We have added a demo of the learningcurve:

# Show all demos in our package: 
 demo(package = "PatientLevelPrediction")

# Run the learning curve
 demo("LearningCurveDemo", package = "PatientLevelPrediction")

Do note that running this demo can take a considerable amount of time (15 min on Quad core running in parallel)!

Acknowledgments

Considerable work has been dedicated to provide the PatientLevelPrediction package.
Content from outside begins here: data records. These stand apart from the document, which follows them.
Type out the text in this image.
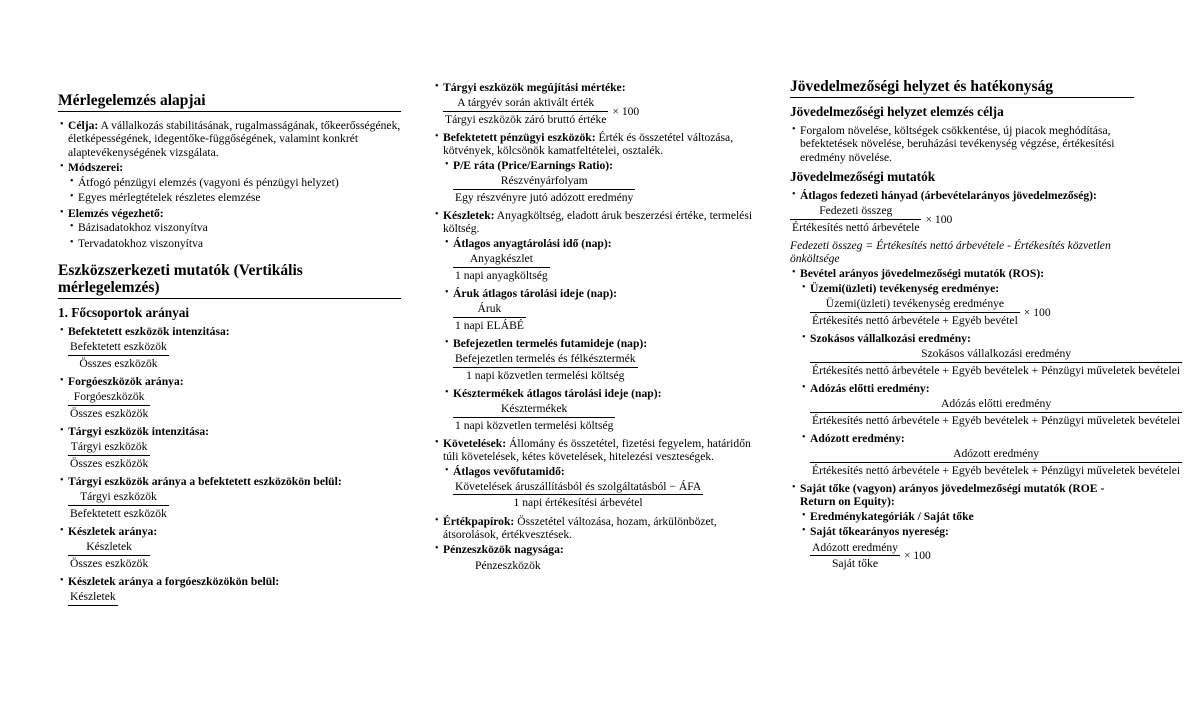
Mérlegelemzés alapjai
• Célja: A vállalkozás stabilitásának, rugalmasságának, tőkeerősségének, életképességének, idegentőke-függőségének, valamint konkrét alaptevékenységének vizsgálata.
• Módszerei:
• Átfogó pénzügyi elemzés (vagyoni és pénzügyi helyzet)
• Egyes mérlegtételek részletes elemzése
• Elemzés végezhető:
• Bázisadatokhoz viszonyítva
• Tervadatokhoz viszonyítva
Eszközszerkezeti mutatók (Vertikális mérlegelemzés)
1. Főcsoportok arányai
• Befektetett eszközök intenzitása:
$\frac{\text{Befektetett eszközök}}{\text{Összes eszközök}}$
• Forgóeszközök aránya:
$\frac{\text{Forgóeszközök}}{\text{Összes eszközök}}$
• Tárgyi eszközök intenzitása:
$\frac{\text{Tárgyi eszközök}}{\text{Összes eszközök}}$
• Tárgyi eszközök aránya a befektetett eszközökön belül:
$\frac{\text{Tárgyi eszközök}}{\text{Befektetett eszközök}}$
• Készletek aránya:
$\frac{\text{Készletek}}{\text{Összes eszközök}}$
• Készletek aránya a forgóeszközökön belül:
Készletek
• • Tárgyi eszközök megújítási mértéke:
$\frac{\text{A tárgyév során aktivált érték}}{\text{Tárgyi eszközök záró bruttó értéke}} \times 100$
• Befektetett pénzügyi eszközök: Érték és összetétel változása, kötvények, kölcsönök kamatfeltételei, osztalék.
• P/E ráta (Price/Earnings Ratio):
$\frac{\text{Részvényárfolyam}}{\text{Egy részvényre jutó adózott eredmény}}$
• Készletek: Anyagköltség, eladott áruk beszerzési értéke, termelési költség.
• Átlagos anyagtárolási idő (nap):
$\frac{\text{Anyagkészlet}}{\text{1 napi anyagköltség}}$
• Áruk átlagos tárolási ideje (nap):
$\frac{\text{Áruk}}{\text{1 napi ELÁBÉ}}$
• Befejezetlen termelés futamideje (nap):
$\frac{\text{Befejezetlen termelés és félkésztermék}}{\text{1 napi közvetlen termelési költség}}$
• Késztermékek átlagos tárolási ideje (nap):
$\frac{\text{Késztermékek}}{\text{1 napi közvetlen termelési költség}}$
• Követelések: Állomány és összetétel, fizetési fegyelem, határidőn túli követelések, kétes követelések, hitelezési veszteségek.
• Átlagos vevőfutamidő:
$\frac{\text{Követelések áruszállításból és szolgáltatásból − ÁFA}}{\text{1 napi értékesítési árbevétel}}$
• Értékpapírok: Összetétel változása, hozam, árkülönbözet, átsorolások, értékvesztések.
• Pénzeszközök nagysága:
Pénzeszközök
Jövedelmezőségi helyzet és hatékonyság
Jövedelmezőségi helyzet elemzés célja
• Forgalom növelése, költségek csökkentése, új piacok meghódítása, befektetések növelése, beruházási tevékenység végzése, értékesítési eredmény növelése.
Jövedelmezőségi mutatók
• Átlagos fedezeti hányad (árbevételarányos jövedelmezőség):
$\frac{\text{Fedezeti összeg}}{\text{Értékesítés nettó árbevétele}} \times 100$
Fedezeti összeg = Értékesítés nettó árbevétele - Értékesítés közvetlen önköltsége
• Bevétel arányos jövedelmezőségi mutatók (ROS):
• Üzemi(üzleti) tevékenység eredménye:
$\frac{\text{Üzemi(üzleti) tevékenység eredménye}}{\text{Értékesítés nettó árbevétele + Egyéb bevétel}} \times 100$
• Szokásos vállalkozási eredmény:
Szokásos vállalkozási eredmény
Értékesítés nettó árbevétele + Egyéb bevételek + Pénzügyi műveletek bevételei
• Adózás előtti eredmény:
Adózás előtti eredmény
Értékesítés nettó árbevétele + Egyéb bevételek + Pénzügyi műveletek bevételei
• Adózott eredmény:
Adózott eredmény
Értékesítés nettó árbevétele + Egyéb bevételek + Pénzügyi műveletek bevételei
• Saját tőke (vagyon) arányos jövedelmezőségi mutatók (ROE - Return on Equity):
• Eredménykategóriák / Saját tőke
• Saját tőkearányos nyereség:
$\frac{\text{Adózott eredmény}}{\text{Saját tőke}} \times 100$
citation("PatientLevelPrediction")
## 
## To cite PatientLevelPrediction in publications use:
## 
## Reps JM, Schuemie MJ, Suchard MA, Ryan PB, Rijnbeek P (2018).
## "Design and implementation of a standardized framework to generate
## and evaluate patient-level prediction models using observational
## healthcare data." _Journal of the American Medical Informatics
## Association_, *25*(8), 969-975. <URL:
## https://doi.org/10.1093/jamia/ocy032>.
## 
## A BibTeX entry for LaTeX users is
## 
##   @Article{,
##     author = {J. M. Reps and M. J. Schuemie and M. A. Suchard and P. B. Ryan and P. Rijnbeek},
##     title = {Design and implementation of a standardized framework to generate and evaluate patient-level prediction models using observational healthcare data},
##     journal = {Journal of the American Medical Informatics Association},
##     volume = {25},
##     number = {8},
##     pages = {969-975},
##     year = {2018},
##     url = {https://doi.org/10.1093/jamia/ocy032},
##   }

Please reference this paper if you use the PLP Package in your work:

Reps JM, Schuemie MJ, Suchard MA, Ryan PB, Rijnbeek PR. Design and implementation of a standardized framework to generate and evaluate patient-level prediction models using observational healthcare data. J Am Med Inform Assoc. 2018;25(8):969-975.